For those in the family way, St Mary’s primary school is centrally located at the top of the hill, unsurprisingly adjacent to St Mary’s Basilica. South Geelong Primary School is on the CBD fringe in Kilgour St. Geelong High School and Matthew Flinders Girls Secondary are both solid public options. Gordon Tafe offers senior secondary school programs within the context of technical further education. Newtown, the suburb next-door, offers a multitude of private secondary schooling options.
To date, apartment style housing development in Geelong’s CBD is led by the Waterfront. Next up is a variety of student housing projects. The gap is of course mid-priced larger apartment style living for smaller established families and couples.
Bridging this gap is key to unlocking the small number of CBD spots struggling to regenerate, as the proliferation of for lease signs in Ryrie St and parts of Moorabool St will attest. For the uninitiated, there’s much gnashing of teeth over these vacant shops by some local residents, landlord’s and sections of the press who interpret it as a sign of Geelong’s imminent death. Rather, it’s a symptom of the retail hub precinct resetting itself towards the waterfront, in line with the magnetic pull of Westfield Shopping Centre.
Ryrie St is an historically significant retail strip. It’s also the main arterial connecting Melbourne to the Bellarine Highway, carrying the bulk of the Bellarine’s traffic. Until the Geelong Ring Road – Bellarine Highway connection is built and draining traffic from Ryrie Street, the grand old dame’s commercial activity may well continue to be hit and miss. It’s difficult to think of a single country town that’s suffering today from the introduction of a bypass. They’re most often the catalyst for rejuvenating a town’s heart. Ryrie St definitely needs this adrenalin shot. Perhaps a daring Ryrie St property owner may get the jump on their neighbours, kicking off its transformation into the low-rise, architecturally sympathetic, medium-density wonderland it could be? Residential housing is key to any enduring Ryrie St solution. With a bit of luck, planets will soon align.

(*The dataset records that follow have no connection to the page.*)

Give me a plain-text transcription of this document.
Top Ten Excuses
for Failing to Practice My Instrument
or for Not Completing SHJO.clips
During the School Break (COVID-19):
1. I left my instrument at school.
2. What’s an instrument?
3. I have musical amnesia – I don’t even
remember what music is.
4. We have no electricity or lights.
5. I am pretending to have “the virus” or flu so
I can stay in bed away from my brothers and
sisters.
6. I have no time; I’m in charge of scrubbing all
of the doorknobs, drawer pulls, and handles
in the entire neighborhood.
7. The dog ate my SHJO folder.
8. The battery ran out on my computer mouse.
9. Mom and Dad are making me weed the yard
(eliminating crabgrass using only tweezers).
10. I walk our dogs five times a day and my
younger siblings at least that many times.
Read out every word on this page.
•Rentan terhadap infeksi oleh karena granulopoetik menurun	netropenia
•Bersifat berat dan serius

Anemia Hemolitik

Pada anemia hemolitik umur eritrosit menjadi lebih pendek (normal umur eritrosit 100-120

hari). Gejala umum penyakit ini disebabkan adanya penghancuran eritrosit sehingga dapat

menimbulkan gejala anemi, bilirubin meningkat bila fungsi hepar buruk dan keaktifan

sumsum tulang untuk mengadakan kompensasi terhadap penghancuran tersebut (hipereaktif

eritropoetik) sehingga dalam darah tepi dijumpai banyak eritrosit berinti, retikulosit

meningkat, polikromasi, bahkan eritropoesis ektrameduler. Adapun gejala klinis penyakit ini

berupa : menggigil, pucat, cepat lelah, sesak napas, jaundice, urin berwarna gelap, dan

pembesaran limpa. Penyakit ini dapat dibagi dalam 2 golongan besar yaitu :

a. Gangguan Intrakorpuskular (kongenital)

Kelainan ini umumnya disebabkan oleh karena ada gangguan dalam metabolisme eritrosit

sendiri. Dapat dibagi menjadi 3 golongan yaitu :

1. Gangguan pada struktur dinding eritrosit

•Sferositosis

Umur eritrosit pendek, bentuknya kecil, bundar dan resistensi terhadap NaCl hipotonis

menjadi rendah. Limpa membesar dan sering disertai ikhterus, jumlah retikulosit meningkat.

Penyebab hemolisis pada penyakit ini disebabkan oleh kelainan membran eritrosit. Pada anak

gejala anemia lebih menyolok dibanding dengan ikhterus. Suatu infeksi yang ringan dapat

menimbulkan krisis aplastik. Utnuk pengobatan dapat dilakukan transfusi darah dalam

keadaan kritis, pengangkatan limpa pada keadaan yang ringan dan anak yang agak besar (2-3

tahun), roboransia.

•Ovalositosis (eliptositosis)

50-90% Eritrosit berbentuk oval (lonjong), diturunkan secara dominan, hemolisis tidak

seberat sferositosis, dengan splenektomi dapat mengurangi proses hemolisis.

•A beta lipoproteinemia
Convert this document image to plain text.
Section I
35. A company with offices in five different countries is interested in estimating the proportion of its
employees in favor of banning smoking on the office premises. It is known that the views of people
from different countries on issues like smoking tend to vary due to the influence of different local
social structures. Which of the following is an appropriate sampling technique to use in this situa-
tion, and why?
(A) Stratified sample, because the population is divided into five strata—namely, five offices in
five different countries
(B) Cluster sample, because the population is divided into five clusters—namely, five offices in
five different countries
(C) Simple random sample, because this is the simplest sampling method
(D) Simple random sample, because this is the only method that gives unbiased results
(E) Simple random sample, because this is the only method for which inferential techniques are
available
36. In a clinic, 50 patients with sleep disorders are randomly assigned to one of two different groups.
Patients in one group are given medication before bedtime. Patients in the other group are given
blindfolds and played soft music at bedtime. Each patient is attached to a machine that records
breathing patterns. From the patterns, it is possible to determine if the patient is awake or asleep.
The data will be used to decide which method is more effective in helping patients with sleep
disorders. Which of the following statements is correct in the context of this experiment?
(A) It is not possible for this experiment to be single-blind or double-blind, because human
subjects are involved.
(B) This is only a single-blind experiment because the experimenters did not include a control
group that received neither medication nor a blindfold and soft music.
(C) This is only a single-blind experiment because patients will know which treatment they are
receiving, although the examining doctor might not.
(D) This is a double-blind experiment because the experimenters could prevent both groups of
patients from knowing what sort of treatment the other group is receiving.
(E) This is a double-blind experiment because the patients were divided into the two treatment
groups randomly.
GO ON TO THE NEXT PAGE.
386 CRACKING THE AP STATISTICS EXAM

The commercial property investment fairies are very active around Little Malop St, the so-hot-right-now incubator of exciting food and booze establishments. Upping the ante on this connector to the arts precinct (including it’s incredible new giant golf-ball like central Geelong library aka ‘The Dome’) is a cracking idea that’s bound to attract increasing numbers calling central Geelong home.